The Irish government has put itself in the position of not being able to say it can show that it was not silently collusive in the sense of the Marty Report.

It is important for the motion to be passed this evening so that an investigation can be initiated as to the purpose of such landings as have taken place by aircraft whose registration numbers have been associated with extra-legal landings in Europe and elsewhere in the last number of years; to ensure that adequate conditions in the sense of human rights and Public International Law may be placed in such permission which may be granted in the future; and that adequate monitoring mechanism be put in place.

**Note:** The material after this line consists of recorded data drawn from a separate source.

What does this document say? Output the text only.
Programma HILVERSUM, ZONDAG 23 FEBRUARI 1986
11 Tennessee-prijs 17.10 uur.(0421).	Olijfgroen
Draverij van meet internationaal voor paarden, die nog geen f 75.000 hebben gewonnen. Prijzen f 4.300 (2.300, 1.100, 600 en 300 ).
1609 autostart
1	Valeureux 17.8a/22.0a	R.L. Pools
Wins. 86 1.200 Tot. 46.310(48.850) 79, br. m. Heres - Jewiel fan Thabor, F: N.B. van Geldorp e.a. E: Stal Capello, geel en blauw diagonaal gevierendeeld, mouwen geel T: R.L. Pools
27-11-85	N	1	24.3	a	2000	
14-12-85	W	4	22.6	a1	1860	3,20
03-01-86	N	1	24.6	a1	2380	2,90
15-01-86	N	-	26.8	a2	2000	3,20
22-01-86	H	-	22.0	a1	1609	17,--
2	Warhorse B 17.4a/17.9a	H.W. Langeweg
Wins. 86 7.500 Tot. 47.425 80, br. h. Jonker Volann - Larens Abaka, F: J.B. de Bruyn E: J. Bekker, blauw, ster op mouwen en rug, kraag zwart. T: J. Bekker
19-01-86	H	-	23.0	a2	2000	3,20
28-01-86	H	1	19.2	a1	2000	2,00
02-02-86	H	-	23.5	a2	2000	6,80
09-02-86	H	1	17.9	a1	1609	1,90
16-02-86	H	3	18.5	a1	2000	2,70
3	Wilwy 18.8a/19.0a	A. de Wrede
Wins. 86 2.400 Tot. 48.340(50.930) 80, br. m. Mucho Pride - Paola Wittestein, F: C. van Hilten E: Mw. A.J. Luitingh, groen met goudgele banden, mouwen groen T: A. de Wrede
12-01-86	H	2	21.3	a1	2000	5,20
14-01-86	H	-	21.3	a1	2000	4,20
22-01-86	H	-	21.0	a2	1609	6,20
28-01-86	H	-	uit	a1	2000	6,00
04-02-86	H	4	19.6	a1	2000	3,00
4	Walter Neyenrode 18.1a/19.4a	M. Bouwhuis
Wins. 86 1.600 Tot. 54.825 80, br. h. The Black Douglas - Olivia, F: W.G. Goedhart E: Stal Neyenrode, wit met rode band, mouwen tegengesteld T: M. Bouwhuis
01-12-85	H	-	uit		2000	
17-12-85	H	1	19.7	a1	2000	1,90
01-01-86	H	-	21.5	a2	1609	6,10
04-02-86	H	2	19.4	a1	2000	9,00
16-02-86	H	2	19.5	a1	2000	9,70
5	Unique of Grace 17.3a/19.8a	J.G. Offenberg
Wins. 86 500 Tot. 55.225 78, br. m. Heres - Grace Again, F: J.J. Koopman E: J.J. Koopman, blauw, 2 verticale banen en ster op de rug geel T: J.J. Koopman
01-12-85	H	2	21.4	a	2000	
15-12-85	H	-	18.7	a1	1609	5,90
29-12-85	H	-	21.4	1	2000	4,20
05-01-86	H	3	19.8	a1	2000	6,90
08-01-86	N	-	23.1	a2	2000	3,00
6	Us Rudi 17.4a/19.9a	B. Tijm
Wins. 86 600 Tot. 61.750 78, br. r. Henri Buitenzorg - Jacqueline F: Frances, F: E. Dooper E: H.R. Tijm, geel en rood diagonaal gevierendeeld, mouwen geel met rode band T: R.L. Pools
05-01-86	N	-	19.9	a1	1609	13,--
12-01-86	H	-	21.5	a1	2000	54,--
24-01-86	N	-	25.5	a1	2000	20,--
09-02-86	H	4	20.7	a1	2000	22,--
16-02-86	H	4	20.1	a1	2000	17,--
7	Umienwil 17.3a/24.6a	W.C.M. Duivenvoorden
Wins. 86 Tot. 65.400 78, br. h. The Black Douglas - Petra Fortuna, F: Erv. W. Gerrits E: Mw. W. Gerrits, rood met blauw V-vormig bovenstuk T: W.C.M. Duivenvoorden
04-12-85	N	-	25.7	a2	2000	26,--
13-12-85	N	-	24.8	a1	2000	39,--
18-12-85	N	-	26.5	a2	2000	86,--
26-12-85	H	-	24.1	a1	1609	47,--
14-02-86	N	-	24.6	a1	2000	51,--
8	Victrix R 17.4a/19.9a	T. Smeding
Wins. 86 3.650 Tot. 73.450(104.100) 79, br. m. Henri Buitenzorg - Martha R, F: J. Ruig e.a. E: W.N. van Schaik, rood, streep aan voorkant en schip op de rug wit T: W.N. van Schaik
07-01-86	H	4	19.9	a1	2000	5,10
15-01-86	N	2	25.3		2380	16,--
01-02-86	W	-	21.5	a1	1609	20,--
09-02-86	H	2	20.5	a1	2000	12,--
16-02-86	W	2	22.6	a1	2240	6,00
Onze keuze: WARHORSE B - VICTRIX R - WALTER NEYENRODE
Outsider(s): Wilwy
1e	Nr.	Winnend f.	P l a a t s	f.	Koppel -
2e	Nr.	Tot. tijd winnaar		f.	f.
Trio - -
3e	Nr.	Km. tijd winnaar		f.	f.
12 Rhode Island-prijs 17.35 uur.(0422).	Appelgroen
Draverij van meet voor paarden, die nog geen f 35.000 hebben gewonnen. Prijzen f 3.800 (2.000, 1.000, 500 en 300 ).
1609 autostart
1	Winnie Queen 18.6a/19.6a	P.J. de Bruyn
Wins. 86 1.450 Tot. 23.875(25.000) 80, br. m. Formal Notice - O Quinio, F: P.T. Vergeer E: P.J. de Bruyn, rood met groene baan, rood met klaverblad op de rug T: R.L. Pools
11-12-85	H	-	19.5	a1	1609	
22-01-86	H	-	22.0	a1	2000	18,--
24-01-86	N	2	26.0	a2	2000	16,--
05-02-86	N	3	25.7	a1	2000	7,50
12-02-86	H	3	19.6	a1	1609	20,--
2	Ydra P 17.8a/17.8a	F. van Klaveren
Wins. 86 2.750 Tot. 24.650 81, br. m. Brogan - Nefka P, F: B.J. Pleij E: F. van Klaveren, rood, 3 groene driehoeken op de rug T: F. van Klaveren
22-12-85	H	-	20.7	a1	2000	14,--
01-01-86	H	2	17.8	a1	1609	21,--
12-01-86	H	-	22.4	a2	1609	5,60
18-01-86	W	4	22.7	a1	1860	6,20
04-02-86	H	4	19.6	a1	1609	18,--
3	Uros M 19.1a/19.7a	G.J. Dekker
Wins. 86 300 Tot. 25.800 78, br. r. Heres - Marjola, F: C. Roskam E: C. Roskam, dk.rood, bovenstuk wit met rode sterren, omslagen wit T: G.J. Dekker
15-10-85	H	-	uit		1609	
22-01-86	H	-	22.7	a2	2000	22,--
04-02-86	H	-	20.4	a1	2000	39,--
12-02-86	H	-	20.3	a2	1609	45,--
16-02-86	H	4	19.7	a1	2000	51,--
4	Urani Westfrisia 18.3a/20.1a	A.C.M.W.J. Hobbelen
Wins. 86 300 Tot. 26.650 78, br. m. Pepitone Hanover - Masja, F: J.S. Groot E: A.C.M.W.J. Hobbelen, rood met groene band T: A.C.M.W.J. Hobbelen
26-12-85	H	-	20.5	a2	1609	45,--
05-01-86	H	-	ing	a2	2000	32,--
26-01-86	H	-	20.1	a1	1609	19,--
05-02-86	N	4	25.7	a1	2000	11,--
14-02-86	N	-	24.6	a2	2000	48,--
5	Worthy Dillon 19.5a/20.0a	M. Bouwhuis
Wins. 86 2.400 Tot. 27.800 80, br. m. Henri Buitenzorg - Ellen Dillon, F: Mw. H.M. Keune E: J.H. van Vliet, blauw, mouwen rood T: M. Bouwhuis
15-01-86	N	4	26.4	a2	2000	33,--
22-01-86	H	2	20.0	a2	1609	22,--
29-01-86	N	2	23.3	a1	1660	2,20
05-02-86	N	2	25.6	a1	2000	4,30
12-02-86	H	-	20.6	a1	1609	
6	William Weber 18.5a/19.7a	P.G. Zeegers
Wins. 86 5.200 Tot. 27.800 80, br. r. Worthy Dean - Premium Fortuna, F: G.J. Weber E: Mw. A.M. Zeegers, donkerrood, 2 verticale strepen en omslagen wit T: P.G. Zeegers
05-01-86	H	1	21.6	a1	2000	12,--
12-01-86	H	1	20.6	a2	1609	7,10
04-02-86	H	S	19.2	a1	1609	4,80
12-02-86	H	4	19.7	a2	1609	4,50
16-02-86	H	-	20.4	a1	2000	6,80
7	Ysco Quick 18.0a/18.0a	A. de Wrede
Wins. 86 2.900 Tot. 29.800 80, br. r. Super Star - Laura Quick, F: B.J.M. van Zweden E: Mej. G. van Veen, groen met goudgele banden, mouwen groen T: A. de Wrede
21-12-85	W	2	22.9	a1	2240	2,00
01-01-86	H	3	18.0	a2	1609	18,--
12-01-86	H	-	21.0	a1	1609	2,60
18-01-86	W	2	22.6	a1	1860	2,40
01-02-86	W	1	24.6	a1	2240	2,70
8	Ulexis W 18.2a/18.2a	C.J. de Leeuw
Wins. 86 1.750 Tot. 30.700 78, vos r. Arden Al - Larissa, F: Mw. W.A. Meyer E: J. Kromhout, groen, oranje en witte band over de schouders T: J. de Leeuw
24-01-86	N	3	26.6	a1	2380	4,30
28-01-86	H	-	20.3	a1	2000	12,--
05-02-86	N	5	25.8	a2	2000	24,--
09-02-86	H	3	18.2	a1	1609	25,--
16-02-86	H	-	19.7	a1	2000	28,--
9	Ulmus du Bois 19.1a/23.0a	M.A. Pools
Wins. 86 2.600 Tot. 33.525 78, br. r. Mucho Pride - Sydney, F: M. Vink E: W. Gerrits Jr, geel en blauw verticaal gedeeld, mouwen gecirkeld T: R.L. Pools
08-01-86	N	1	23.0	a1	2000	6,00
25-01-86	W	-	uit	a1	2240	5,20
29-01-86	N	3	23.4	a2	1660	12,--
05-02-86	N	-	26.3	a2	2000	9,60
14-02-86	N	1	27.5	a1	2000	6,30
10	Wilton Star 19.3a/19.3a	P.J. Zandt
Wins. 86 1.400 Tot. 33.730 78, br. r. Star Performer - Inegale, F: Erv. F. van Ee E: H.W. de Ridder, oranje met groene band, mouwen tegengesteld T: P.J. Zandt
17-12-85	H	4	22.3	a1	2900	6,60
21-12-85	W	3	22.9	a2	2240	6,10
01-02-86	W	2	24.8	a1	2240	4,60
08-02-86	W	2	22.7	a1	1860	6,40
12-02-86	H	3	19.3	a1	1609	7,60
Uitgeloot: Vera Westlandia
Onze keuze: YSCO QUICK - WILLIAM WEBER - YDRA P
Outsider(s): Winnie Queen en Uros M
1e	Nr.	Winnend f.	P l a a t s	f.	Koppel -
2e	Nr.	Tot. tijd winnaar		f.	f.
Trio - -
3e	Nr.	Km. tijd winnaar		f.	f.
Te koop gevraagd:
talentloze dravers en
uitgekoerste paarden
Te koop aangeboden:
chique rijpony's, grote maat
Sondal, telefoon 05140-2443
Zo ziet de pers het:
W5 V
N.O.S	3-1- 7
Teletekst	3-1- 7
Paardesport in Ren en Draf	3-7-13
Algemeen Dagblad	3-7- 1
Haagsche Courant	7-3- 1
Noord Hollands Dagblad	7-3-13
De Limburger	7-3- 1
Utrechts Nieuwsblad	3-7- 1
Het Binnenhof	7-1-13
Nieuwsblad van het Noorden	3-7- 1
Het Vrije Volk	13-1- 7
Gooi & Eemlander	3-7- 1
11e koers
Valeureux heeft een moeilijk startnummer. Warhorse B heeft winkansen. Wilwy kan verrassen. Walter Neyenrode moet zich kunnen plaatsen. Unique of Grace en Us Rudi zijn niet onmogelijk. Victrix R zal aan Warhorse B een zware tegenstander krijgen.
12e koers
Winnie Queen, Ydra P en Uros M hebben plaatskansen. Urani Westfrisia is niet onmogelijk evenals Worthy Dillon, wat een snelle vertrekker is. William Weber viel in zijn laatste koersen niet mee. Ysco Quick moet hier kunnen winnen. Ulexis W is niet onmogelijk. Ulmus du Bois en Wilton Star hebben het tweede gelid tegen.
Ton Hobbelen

We need to take these measures so as to restore our credibility in the international community. We are thus calling on the government:

1. to accept its legal and constitutional responsibility to ensure that the territory and facilities of this State are not used for illicit purposes and especially not for human rights violations by any other state;

2. to support the recommendations outlined in the draft resolution of the Legal Affairs Committee before the Parliamentary Assembly of the Council of Europe;

3. to establish a credible independent investigation into the existence of any secret and extralegal arrangements, agreements or understandings, whether formal or informal, between the Irish authorities and the authorities of any other State, including at senior political level, as regards over-flights, stopovers and extraordinary rendition;

4. to use the full powers available under the Air Transport and Navigation Act, and to make such amendments as are appropriate in such Acts for the vindication and guarantee of human rights, and to use such powers and powers under the Chicago Convention to introduce an appropriate regime of inspection of civilian aircraft, rather than relying solely on Garda powers relating to crime investigations, and

5. to outline what further proposals it has in order to honour its commitments in this regard under constitutional, domestic and international law.